Não obstante essas qualidades, Ricardo é um governante incompetente, comparado com o homem que o suplanta. O próprio Ricardo confessa a extravagante despesa de uma “corte muito grande.” Para levantar fundos, ele é obrigado a “lavrar nosso reino real”; isto é, vender, por dinheiro imediato, o direito de coletar taxas para cortesãos individuais, que ficam então livres para extorquir o que o mercado suportar (1.4.43-5). Similarmente, Ricardo propõe a emissão de “cartas brancas” (linha 48) a seus subordinados, que estarão, então, autorizados à atualizar a quantia de taxas a serem pagas por qualquer sujeito desafortunado. Esses abusos eram infames às plateias Elisabetanas, símbolos do desgoverno autocrático. Não menos abominável foi o confisco de Ricardo do ducado de Lancaster de seu primo Bolingbroke. Apesar de Ricardo receber o consentimento de seu Conselho em banir Bolingbroke por causa de sua discórdia no conflito entre ele e Mowbray, o Rei viola a própria ideia de herança de propriedade quando retira o título e as terras de Bolingbroke. E, conforme seu primo Duque de York protesta, o próprio direito de Ricardo ao trono depende dessa ideia de herança. Ao contrariar o mais sagrado conceito da ordem e do grau, ele ensina aos outros a rebelarem-se.

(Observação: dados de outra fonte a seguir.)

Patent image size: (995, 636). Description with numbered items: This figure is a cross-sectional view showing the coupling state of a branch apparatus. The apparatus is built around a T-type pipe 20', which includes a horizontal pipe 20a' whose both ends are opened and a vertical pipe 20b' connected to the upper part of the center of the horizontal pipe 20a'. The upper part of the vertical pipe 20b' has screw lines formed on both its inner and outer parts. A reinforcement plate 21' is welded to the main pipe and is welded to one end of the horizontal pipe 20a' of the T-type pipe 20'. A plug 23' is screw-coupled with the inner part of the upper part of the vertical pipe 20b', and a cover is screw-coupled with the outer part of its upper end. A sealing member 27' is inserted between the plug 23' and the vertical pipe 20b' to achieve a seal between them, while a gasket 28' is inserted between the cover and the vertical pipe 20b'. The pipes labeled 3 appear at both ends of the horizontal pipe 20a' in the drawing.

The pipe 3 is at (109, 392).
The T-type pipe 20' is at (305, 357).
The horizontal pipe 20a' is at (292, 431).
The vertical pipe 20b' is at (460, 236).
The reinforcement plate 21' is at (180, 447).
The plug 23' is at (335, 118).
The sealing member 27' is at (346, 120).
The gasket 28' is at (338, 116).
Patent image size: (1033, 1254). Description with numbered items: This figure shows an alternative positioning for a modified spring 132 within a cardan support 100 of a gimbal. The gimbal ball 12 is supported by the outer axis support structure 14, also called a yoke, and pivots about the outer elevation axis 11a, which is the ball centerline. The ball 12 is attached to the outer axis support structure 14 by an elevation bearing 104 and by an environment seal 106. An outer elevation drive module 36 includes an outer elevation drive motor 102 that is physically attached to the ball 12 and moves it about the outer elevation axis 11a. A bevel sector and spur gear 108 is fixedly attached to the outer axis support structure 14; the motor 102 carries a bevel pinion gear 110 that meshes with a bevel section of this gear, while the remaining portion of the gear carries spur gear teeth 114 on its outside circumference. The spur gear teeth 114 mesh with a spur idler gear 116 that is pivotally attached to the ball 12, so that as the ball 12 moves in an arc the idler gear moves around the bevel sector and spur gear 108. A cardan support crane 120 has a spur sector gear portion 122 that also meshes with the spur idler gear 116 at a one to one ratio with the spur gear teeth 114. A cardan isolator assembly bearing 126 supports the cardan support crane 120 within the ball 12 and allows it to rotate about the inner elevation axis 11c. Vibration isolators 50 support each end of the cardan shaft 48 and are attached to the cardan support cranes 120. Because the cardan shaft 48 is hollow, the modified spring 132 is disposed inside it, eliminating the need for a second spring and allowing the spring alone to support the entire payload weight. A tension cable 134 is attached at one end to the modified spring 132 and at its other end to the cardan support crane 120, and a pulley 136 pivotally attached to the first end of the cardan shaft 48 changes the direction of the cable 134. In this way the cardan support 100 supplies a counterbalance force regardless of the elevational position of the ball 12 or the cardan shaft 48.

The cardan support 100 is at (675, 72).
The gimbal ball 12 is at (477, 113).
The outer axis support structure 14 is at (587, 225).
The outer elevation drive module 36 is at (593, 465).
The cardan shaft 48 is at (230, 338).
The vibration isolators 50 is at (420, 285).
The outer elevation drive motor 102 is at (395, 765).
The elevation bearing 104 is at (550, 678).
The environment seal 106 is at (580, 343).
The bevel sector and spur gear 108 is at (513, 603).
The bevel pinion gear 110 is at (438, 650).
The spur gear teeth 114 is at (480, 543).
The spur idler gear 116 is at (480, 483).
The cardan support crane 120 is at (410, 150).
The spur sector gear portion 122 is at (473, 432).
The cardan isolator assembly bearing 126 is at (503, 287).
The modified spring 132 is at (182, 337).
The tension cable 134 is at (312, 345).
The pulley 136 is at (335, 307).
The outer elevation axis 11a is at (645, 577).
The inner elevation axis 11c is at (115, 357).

O comportamento de Ricardo, mesmo antes da peça começar, levanta suspeitas. A natureza de sua cumplicidade na morte de seu tio Thomas de Woodstock, Duque de Gloucester, nunca é, talvez, inteiramente clara, e Gloucester pode ter sido provocativo. De fato, é possível simpatizar-se com o dilema de um jovem governante prematuramente acreditado ao centro do poder pela morte precoce de seu pai, o príncipe coroado, tendo agora que enfrentar vários tios que são experimentados conselheiros. Entretanto, Ricardo é inequivocamente culpado pelo assassinato aos olhos da viúva de Gloucester, enquanto que o meio-irmão dela, João de Gaunt, Duque de Lancaster, assume que Ricardo causou a morte de Gloucester, “a qual se injusta / Deixem os céus vingarem” (1.2.39-40). Aparentemente, também, o filho de Gaunt, Bolingbroke, acredita que Ricardo seja o assassino, e ele acusa Thomas Mowbray, Duque de Norfolk, em parte como um meio de constranger o Rei, a quem ele não pode acusar diretamente. O destino de Mowbray não é invejável: ele estava no comando em Calais quando Gloucester foi ali executado, e ele insinua que Ricardo ordenou à execução (mesmo que Mowbray alegue que ele próprio não deu a ordem). Por sua parte, Ricardo está muito feliz em banir o homem suspeito de ter sido seu agente no assassinato. Mowbray é um bode expiatório conveniente.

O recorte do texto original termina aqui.